虹影在自传体小说《饥饿的女儿》中也写道:
“儿子都没了,你一回也不伤心落泪,”幺儿媳骂架时洗刷王妈妈。
“我为啥子要伤心,他为革命没了,我高兴还来不及呢。”她振振有词答道。
可见,真正的公民意识,不在于说还是不说,而在于何为说、为何说和如何说。一个文明的现代社会,唯当人人都切实地为自己的所说作出不是履行社会权利,而是充满生命关怀的承诺,用超个性的内容去填充个性,才谈得上完整个体价值意义上的公民言说。这正是作为多元论应有之义超越了幻象理性层次,也正是“公民写作”的根本观念局限所在。
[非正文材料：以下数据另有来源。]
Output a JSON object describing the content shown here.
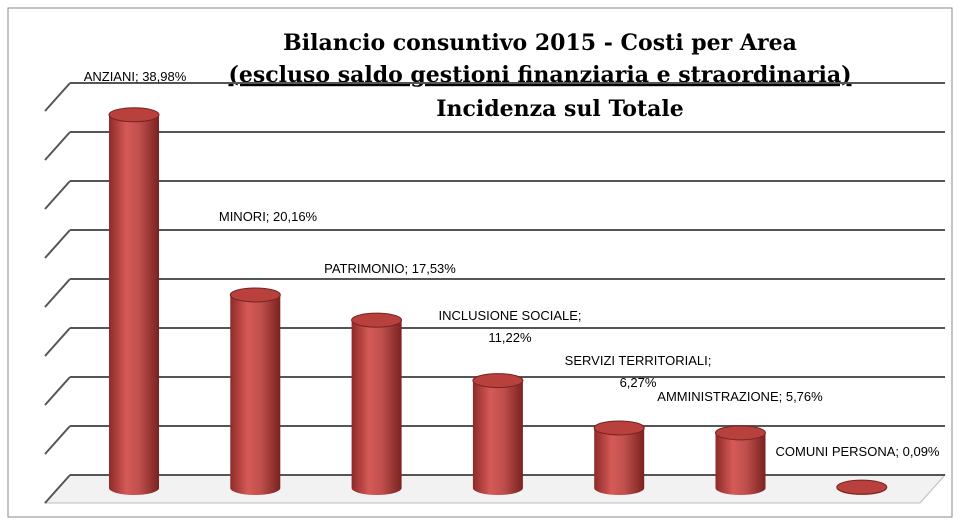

那么,我的判断便和焦先生相反。我以为,眼皮底下见怪不怪的事情或许倒并没有那样乐观。社会需要被我们说,更需要说的是我们自己。这不是一个需要“公民写作”的时代,这只是一个需要“公共写作”的时代。只有对公共性的研讨,方能引领我们走向平等、自由和正义维度的真理实在。而公共性,就是国民性。鲁迅并未中传教士的计,因为国民性至今仍蛰伏在每一个华夏子孙的内心深处。我们有什么理由拒绝鲁迅、代之以浅尝辄止的“公民写作”呢?鲁迅固然不曾看到主人意识的真正复兴,但先生那些力透纸背、深深浸入一个多灾多难民族骨血的文字,比我们走得远多了。毕竟没有垂手可得的真理,我们永远只能不断接近它。